Their World Report 2023 highlighted ‘a slew of legislation’ both proposed and enacted in 2022 that significantly weakens rights protections in domestic law. Tirana Hassan, the acting executive director of Human Rights Watch, expressed particular concern about the Public Order Bill, which would restrict right to protest, and the Elections Act, which may introduce voter ID.
The report criticises the Rwanda asylum policy, agreed in April with the African nation at a cost of £140m, to remove asylum seekers to the country while their claims are processed. HRW say, if enacted, this would put asylum seekers lives at risk on account of Rwanda’s grave human rights record. The policy was temporarily halted by the European Court of Human Rights, and remains subject to a domestic legal challenge.
The Nationality and Borders Bill, brought into force in April under Priti Patel’s Home Office tenure, also comes under fire.
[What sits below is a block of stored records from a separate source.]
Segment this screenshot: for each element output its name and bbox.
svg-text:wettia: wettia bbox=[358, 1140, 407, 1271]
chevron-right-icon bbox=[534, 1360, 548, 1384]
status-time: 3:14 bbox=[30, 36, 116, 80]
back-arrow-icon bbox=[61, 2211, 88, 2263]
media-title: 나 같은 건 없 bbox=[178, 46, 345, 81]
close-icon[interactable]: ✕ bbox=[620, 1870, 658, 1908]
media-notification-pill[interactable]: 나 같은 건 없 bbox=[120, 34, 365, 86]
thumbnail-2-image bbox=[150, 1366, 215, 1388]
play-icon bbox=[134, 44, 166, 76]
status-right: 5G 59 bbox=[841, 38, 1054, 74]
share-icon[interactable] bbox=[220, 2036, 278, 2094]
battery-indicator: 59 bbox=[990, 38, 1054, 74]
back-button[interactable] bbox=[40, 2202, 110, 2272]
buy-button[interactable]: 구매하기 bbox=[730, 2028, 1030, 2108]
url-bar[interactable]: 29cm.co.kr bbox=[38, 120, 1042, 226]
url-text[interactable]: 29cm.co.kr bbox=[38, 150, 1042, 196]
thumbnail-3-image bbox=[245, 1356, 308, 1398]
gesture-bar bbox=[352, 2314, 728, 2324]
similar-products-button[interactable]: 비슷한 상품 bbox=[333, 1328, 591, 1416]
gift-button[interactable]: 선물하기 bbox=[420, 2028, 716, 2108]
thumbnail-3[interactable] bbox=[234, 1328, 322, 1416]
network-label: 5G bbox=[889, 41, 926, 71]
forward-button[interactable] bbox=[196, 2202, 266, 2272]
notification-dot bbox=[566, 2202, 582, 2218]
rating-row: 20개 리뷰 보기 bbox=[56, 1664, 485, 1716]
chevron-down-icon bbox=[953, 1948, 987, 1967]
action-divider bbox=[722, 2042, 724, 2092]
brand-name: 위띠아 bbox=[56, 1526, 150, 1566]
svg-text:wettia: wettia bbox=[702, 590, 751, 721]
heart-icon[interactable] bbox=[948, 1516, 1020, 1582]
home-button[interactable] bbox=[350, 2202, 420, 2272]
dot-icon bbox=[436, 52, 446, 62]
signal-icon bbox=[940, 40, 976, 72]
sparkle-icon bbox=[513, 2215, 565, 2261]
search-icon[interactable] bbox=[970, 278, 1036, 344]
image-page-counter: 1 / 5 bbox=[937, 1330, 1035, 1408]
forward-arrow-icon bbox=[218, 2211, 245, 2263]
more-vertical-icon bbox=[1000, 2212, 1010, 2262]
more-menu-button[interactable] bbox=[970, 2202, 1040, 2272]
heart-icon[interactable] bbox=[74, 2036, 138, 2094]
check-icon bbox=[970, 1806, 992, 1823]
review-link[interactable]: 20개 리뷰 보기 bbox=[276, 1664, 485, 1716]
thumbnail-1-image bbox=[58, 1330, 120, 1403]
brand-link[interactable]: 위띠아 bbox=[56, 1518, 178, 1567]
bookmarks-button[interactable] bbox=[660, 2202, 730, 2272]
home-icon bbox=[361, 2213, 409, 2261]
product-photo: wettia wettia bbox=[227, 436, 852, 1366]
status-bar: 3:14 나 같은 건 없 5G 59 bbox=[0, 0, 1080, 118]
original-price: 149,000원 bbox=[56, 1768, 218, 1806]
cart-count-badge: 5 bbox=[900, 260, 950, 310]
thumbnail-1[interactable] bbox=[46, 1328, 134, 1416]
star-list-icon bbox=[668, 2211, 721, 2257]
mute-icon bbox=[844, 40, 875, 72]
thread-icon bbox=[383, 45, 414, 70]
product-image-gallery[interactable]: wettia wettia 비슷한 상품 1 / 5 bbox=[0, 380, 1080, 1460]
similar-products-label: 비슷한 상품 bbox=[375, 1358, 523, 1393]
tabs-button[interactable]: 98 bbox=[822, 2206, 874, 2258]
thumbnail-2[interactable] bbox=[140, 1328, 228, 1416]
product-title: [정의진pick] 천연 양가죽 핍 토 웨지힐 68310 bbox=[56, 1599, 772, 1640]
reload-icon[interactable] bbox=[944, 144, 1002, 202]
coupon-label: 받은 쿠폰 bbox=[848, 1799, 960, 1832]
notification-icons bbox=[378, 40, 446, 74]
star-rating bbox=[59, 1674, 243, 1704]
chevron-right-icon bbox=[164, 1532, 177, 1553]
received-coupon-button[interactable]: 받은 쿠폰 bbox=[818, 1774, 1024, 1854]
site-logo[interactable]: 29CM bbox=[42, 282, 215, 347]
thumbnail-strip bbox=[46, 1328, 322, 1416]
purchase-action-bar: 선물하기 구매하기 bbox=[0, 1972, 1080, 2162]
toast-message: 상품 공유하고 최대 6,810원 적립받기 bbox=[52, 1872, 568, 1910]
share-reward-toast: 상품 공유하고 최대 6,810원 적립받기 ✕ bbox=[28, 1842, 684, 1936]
The law criminalises asylum seekers who arrive by irregular routes, despite the well-documented lack of legal routes for migrants from a plethora of unsafe countries. The legislation also expands the power of the state to remove dual nationals’ citizenship without warning.
The report also criticises that the UK continues to lack a time limit on immigration detention. Although most detainees are held for less than 28 days, current legislation means they can be held indefinitely, and in rare cases asylum seekers are held for over 6 months in the prison-like conditions of short-term holding centres.
Concerns have also been raised about the Human Rights Act, the fate of which remains unknown following last year’s political upheaval.
Policing comes under particularly harsh scrutiny in the report, which says the government failed to take meaningful steps to address institutional racism in police forces in 2022. It references the independent oversight mechanism for England and Wales which published recommendations in April for police to address the discriminatory use of stop and search powers. In 2022 Black people remained seven times more likely to be targeted for a search than white people.
UK director of Human Rights Watch, Yasmine Ahmed said: ‘In 2022, we saw the most significant assault on human rights protections in the UK in decades… From your right to protest to your ability to hold institutions to account, fundamental and hard-won rights are being systematically dismantled.’
The report highlighted some human rights successes with regards to foreign policy, however the report highlights that despite heralding itself as defending democracy and freedom globally, it has ‘taken a sledgehammer to fundamental international commitments’.